If Applicable, Verify Compliance with any Prior Delegations of Authority

  • Background.  Absent a valid delegation of authority, only the Board of Directors has the authority to grant equity.  Typically, the Board delegates such authority to the Compensation Committee pursuant to the Compensation Committee Charter.  And sometimes the Compensation Committee provides for a further downward delegation to a sub-committee or to the CEO in order for the latter to act quickly in new hire situations (as opposed to waiting until the next regularly scheduled Compensation Committee meeting).
  • Verify the Grant Complies with the Parameters of the Delegation.  Such downward delegations are often drafted to comply with Section 157(c) of the Delaware General Corporation Law.  As a result, grants of equity by delegates should be tracked for compliance with the delegated authority (e.g., reporting mechanisms, using pre-approved award agreements, complying with share cap restraints, etc.)
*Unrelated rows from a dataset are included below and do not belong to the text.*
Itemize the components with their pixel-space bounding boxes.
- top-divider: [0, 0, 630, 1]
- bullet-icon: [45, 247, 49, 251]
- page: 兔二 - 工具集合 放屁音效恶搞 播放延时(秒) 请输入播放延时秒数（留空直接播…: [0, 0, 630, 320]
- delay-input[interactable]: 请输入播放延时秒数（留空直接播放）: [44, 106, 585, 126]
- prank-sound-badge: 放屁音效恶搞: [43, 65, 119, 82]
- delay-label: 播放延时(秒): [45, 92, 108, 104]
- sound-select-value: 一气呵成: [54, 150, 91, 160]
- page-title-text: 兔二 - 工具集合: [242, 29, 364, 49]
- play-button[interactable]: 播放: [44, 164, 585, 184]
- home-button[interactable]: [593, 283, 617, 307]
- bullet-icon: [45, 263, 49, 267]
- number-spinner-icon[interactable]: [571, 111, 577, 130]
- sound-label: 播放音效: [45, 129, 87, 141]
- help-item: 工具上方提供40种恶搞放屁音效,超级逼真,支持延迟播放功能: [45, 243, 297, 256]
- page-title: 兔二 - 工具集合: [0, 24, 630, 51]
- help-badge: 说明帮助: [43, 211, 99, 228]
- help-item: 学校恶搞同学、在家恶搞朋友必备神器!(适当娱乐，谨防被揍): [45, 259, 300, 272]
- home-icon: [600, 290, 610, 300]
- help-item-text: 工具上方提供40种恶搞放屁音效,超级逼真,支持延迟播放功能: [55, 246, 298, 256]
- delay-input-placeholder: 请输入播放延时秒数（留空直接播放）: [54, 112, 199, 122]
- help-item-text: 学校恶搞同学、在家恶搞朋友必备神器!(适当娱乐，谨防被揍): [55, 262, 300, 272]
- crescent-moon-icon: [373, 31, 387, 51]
Share Award Recipients Cannot Be Entities

  • Service Provider Must Be a “Natural Person.”  Under Form S-8 rules, the recipient of an equity award must be a natural person.  As a result, equity awards cannot be made to entities and also be covered under the Form S-8 (though there are rules that would allow in individual of the intended entity to receive the equity award in name only and on behalf of the entity).